With the equity in the business being valued around $13.2 billion, the market values Antero at roughly 18 times 2012's annual revenues and 58 times operating earnings.

Investment Thesis

As noted above, the offering of Antero Resources has been a great success. The company priced the offering at $44 per share, some 10% above the midpoint of the original preliminary offering range.

Shares have seen even more upside, rising to $52.01 per share, trading some 30.0% above the midpoint of the preliminary offering range.

A much overlooked fact in other commentaries is the fact that most of the revenues from Antero are the result of hedging operations. For instance, of the $387.1 million in revenues for the quarter ending in June, some $191.7 million came from actual production, about 50%. Of these production revenues, some $172.3 million, or 90%, was achieved through gas production. Note that Antero reported operating earnings of $131.2 million over the past quarter, but without hedges this would only be around $57 million.

Antero noted that production in September has continued to grow to some 640MMcfe/d, including 11,500 barrels NGL and oil, which implies revenues for the current quarter could rise another 10-20% from the second quarter production revenues.

So what happens if I strip out all hedging income? In such a case, Antero is about to generate at least $800 million in annual revenues at the moment, while reporting operating earnings of around $200 million. This is far below reported GAAP numbers which are inflated by unsustainable hedging results. Note that growth is spectacular though, with production revenues only totaling $265 million in 2012.

So in essence, Antero is mostly a gas production company at the moment, producing 90% of sales from natural gas, although liquids production is increasing.
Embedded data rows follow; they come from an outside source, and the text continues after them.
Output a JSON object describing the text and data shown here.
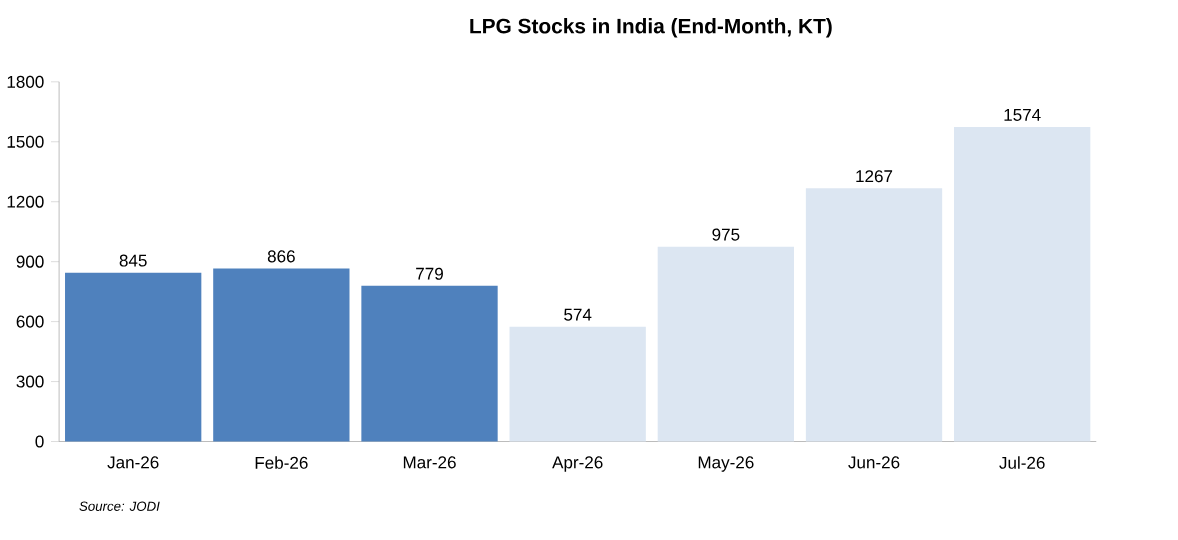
{
  "chart_data": {
    "type": "bar",
    "title": "LPG Stocks in India (End-Month, KT)",
    "categories": [
      "Jan-26",
      "Feb-26",
      "Mar-26",
      "Apr-26",
      "May-26",
      "Jun-26",
      "Jul-26"
    ],
    "values": [
      845,
      866,
      779,
      574,
      975,
      1267,
      1574
    ],
    "colors": [
      "#4f81bd",
      "#4f81bd",
      "#4f81bd",
      "#dce6f2",
      "#dce6f2",
      "#dce6f2",
      "#dce6f2"
    ],
    "ylim": [
      0,
      1800
    ],
    "yticks": [
      0,
      300,
      600,
      900,
      1200,
      1500,
      1800
    ],
    "grid": false,
    "data_labels": true,
    "annotations": [
      "Source: JODI"
    ]
  }
}
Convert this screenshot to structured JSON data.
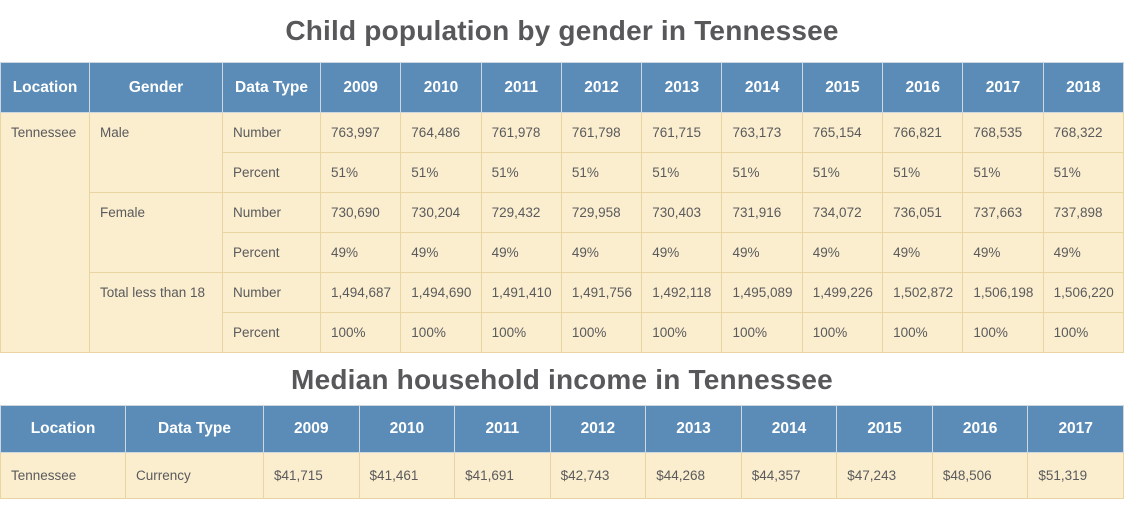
{
  "colors": {
    "header_background": "#5b8cb8",
    "header_text": "#ffffff",
    "header_border": "#ccd7e0",
    "cell_background": "#fbeecf",
    "cell_border": "#e8d5a2",
    "cell_text": "#5a5a5c",
    "title_text": "#58585a"
  },
  "chart_data": [
    {
      "type": "table",
      "title": "Child population by gender in Tennessee",
      "columns": [
        "Location",
        "Gender",
        "Data Type",
        "2009",
        "2010",
        "2011",
        "2012",
        "2013",
        "2014",
        "2015",
        "2016",
        "2017",
        "2018"
      ],
      "location": "Tennessee",
      "row_groups": [
        {
          "gender": "Male",
          "rows": [
            {
              "data_type": "Number",
              "values": [
                "763,997",
                "764,486",
                "761,978",
                "761,798",
                "761,715",
                "763,173",
                "765,154",
                "766,821",
                "768,535",
                "768,322"
              ]
            },
            {
              "data_type": "Percent",
              "values": [
                "51%",
                "51%",
                "51%",
                "51%",
                "51%",
                "51%",
                "51%",
                "51%",
                "51%",
                "51%"
              ]
            }
          ]
        },
        {
          "gender": "Female",
          "rows": [
            {
              "data_type": "Number",
              "values": [
                "730,690",
                "730,204",
                "729,432",
                "729,958",
                "730,403",
                "731,916",
                "734,072",
                "736,051",
                "737,663",
                "737,898"
              ]
            },
            {
              "data_type": "Percent",
              "values": [
                "49%",
                "49%",
                "49%",
                "49%",
                "49%",
                "49%",
                "49%",
                "49%",
                "49%",
                "49%"
              ]
            }
          ]
        },
        {
          "gender": "Total less than 18",
          "rows": [
            {
              "data_type": "Number",
              "values": [
                "1,494,687",
                "1,494,690",
                "1,491,410",
                "1,491,756",
                "1,492,118",
                "1,495,089",
                "1,499,226",
                "1,502,872",
                "1,506,198",
                "1,506,220"
              ]
            },
            {
              "data_type": "Percent",
              "values": [
                "100%",
                "100%",
                "100%",
                "100%",
                "100%",
                "100%",
                "100%",
                "100%",
                "100%",
                "100%"
              ]
            }
          ]
        }
      ]
    },
    {
      "type": "table",
      "title": "Median household income in Tennessee",
      "columns": [
        "Location",
        "Data Type",
        "2009",
        "2010",
        "2011",
        "2012",
        "2013",
        "2014",
        "2015",
        "2016",
        "2017"
      ],
      "rows": [
        {
          "location": "Tennessee",
          "data_type": "Currency",
          "values": [
            "$41,715",
            "$41,461",
            "$41,691",
            "$42,743",
            "$44,268",
            "$44,357",
            "$47,243",
            "$48,506",
            "$51,319"
          ]
        }
      ]
    }
  ]
}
Attaching a $13 billion valuation seems a bit rich though, valuing the businesses at roughly 16 times trailing revenues and 65 times operating earnings. Note that earnings could see some more accretion from debt repayments, although proceeds will be used to repay the relatively inexpensive credit facility of $960 million, while leaving expensive debt which carries rates of up to 9.375% intact. Risks from the offering include the geographic concentration of risk, exposure to natural gas prices and lack of current dividends.

I remain on the sidelines for now, closely watching the next earnings report in search for clues about production growth into 2014 and sustainable production levels.

Disclosure: I have no positions in any stocks mentioned, and no plans to initiate any positions within the next 72 hours. I wrote this article myself, and it expresses my own opinions. I am not receiving compensation for it (other than from Seeking Alpha). I have no business relationship with any company whose stock is mentioned in this article.